9 March 2016

Customary use of the Canon Romanus in the Church of England

I reprint this from june 2009, in response to a query.
The Roman Canon was, of course, used in the Church of England from her beginning until the Tudor disruptions which climaxed in its outlawing from S John's Day in 1559, nearly 450 years ago. Nearly a thousand years of use must give it a customary claim of great strength.

But its use has not been infinitesimal more recently. In his 1916 Presidential Address to te English Church Union (in those days, the main Anglican Catholic organisation), Viscount Halifax said "At present, as I think you are aware, it is a very general custom ... for many of the clergy - I should put their number at some two thousand, though I believe I might safely put it at three thousand - to ... say the first part of the Latin Canon (silently, of course) before the Prayer of Consecration in the Prayer book, and to complete the Prayer of Consecration with the rest of the Latin Canon".

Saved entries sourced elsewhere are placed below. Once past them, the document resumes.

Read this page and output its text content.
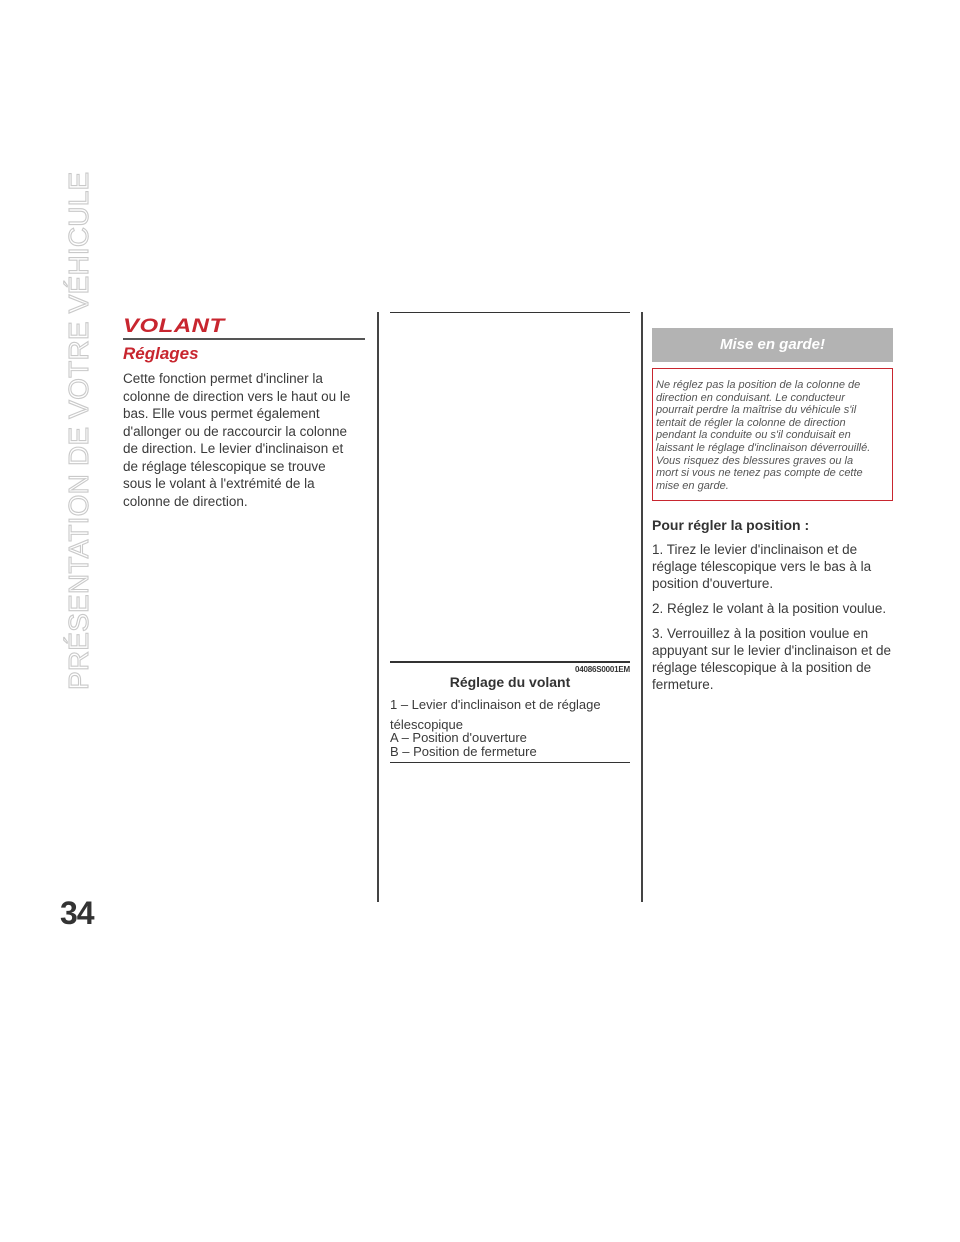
PRÉSENTATION DE VOTRE VÉHICULE
34
VOLANT
Réglages

Cette fonction permet d'incliner la
colonne de direction vers le haut ou le
bas. Elle vous permet également
d'allonger ou de raccourcir la colonne
de direction. Le levier d'inclinaison et
de réglage télescopique se trouve
sous le volant à l'extrémité de la
colonne de direction.

04086S0001EM
Réglage du volant
1 – Levier d'inclinaison et de réglage
télescopique
A – Position d'ouverture
B – Position de fermeture
Mise en garde!
Ne réglez pas la position de la colonne de
direction en conduisant. Le conducteur
pourrait perdre la maîtrise du véhicule s'il
tentait de régler la colonne de direction
pendant la conduite ou s'il conduisait en
laissant le réglage d'inclinaison déverrouillé.
Vous risquez des blessures graves ou la
mort si vous ne tenez pas compte de cette
mise en garde.
Pour régler la position :
1. Tirez le levier d'inclinaison et de
réglage télescopique vers le bas à la
position d'ouverture.
2. Réglez le volant à la position voulue.
3. Verrouillez à la position voulue en
appuyant sur le levier d'inclinaison et de
réglage télescopique à la position de
fermeture.
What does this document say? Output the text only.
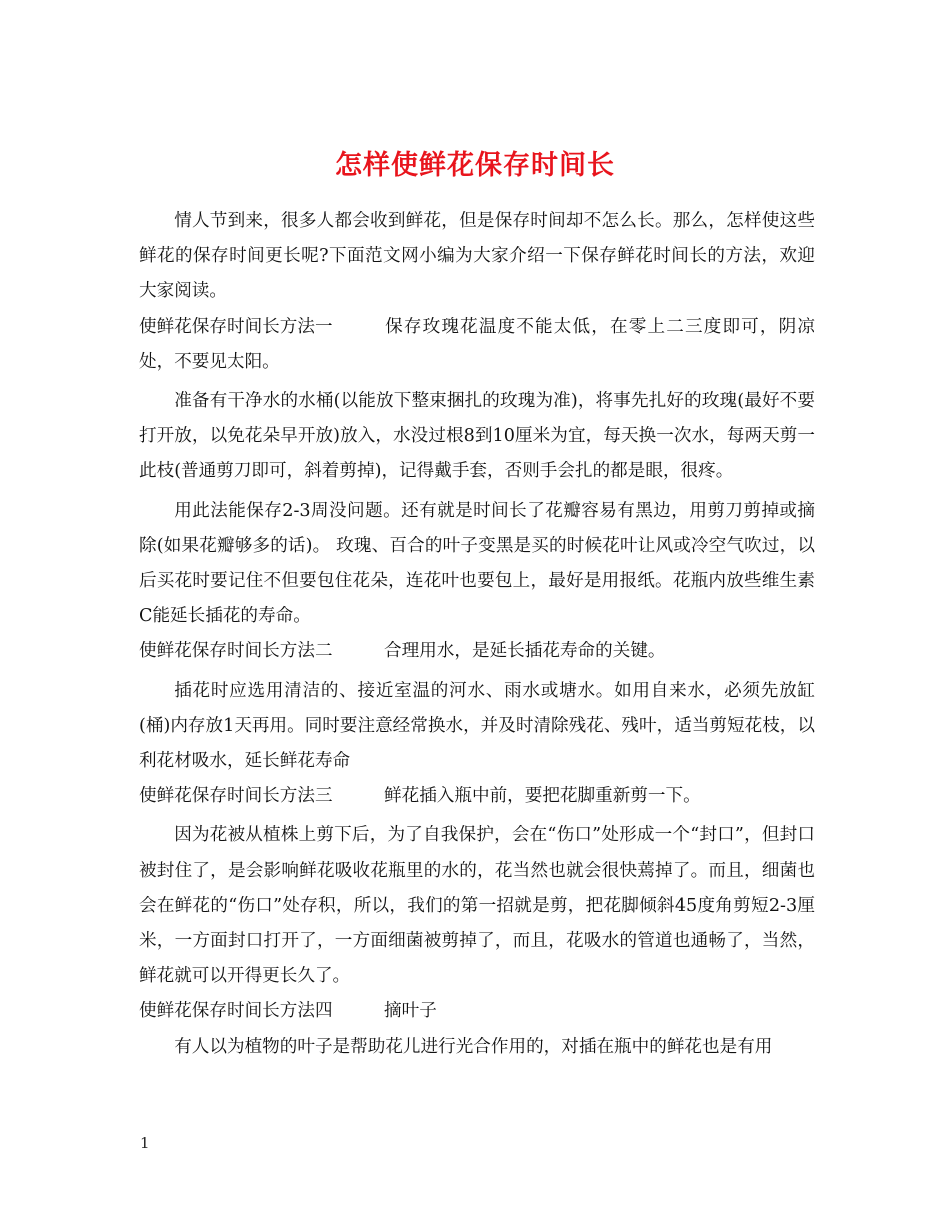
怎样使鲜花保存时间长

情人节到来，很多人都会收到鲜花，但是保存时间却不怎么长。那么，怎样使这些鲜花的保存时间更长呢?下面范文网小编为大家介绍一下保存鲜花时间长的方法，欢迎大家阅读。

使鲜花保存时间长方法一	保存玫瑰花温度不能太低，在零上二三度即可，阴凉处，不要见太阳。

准备有干净水的水桶(以能放下整束捆扎的玫瑰为准)，将事先扎好的玫瑰(最好不要打开放，以免花朵早开放)放入，水没过根8到10厘米为宜，每天换一次水，每两天剪一此枝(普通剪刀即可，斜着剪掉)，记得戴手套，否则手会扎的都是眼，很疼。

用此法能保存2-3周没问题。还有就是时间长了花瓣容易有黑边，用剪刀剪掉或摘除(如果花瓣够多的话)。 玫瑰、百合的叶子变黑是买的时候花叶让风或冷空气吹过，以后买花时要记住不但要包住花朵，连花叶也要包上，最好是用报纸。花瓶内放些维生素C能延长插花的寿命。

使鲜花保存时间长方法二	合理用水，是延长插花寿命的关键。

插花时应选用清洁的、接近室温的河水、雨水或塘水。如用自来水，必须先放缸(桶)内存放1天再用。同时要注意经常换水，并及时清除残花、残叶，适当剪短花枝，以利花材吸水，延长鲜花寿命

使鲜花保存时间长方法三	鲜花插入瓶中前，要把花脚重新剪一下。

因为花被从植株上剪下后，为了自我保护，会在“伤口”处形成一个“封口”，但封口被封住了，是会影响鲜花吸收花瓶里的水的，花当然也就会很快蔫掉了。而且，细菌也会在鲜花的“伤口”处存积，所以，我们的第一招就是剪，把花脚倾斜45度角剪短2-3厘米，一方面封口打开了，一方面细菌被剪掉了，而且，花吸水的管道也通畅了，当然，鲜花就可以开得更长久了。

使鲜花保存时间长方法四	摘叶子

有人以为植物的叶子是帮助花儿进行光合作用的，对插在瓶中的鲜花也是有用

1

This estimate is the more striking since Halifax himself advocated a different reform of the Anglican Liturgy: the use of the 1549 rite.

Does anybody know what percentage of the English Clergy that amounts to?

3 comments:

The Religious PĂ­caro said...

Point of information - does "Latin Canon" here mean that they were actually saying the Canon in Latin?

Michael Vyse said...

I applaud the use of the BCP Pr of Consecreation inside trhe Romasn Canon - the post-16th century spirit of Cranmer set in trhe context of the CofE's anncient formularies and reminding her of her foundation by Ss. Gregory & Augustine of Canterbury.

John Vasc said...

Father H - Try this Google book page

https://books.google.co.uk/books?id=2ViuCwAAQBAJ&pg=PA30&lpg=PA30&dq=numbers+of+anglican+clergy+-+1900,+1920,+1930,+1940&source=bl&ots=K_Je-MQKbD&sig=AkTmd1ry2kSGta7KgiXL_BKL2uU&hl=en&sa=X&ved=0ahUKEwjE26uc5LfLAhWJNJoKHZFiBgsQ6AEIKjAB#v=onepage&q=numbers%20of%20anglican%20clergy%20-%201900%2C%201920%2C%201930%2C%201940&f=false

In brief: clergy under 65 - in 1851 = 15,000; in 1901 = 19,500, in 1951 13,000

Difficult to estimate exactly - on the one hand we can assume some deaths in the war so far (1914-1916): on the other there must have been plenty of fervent and patriotic aspirants for the cloth, lots of field-chaplains etc.

Say, 20,000 or so? Maybe more? So 3000 would have been ca. 15%?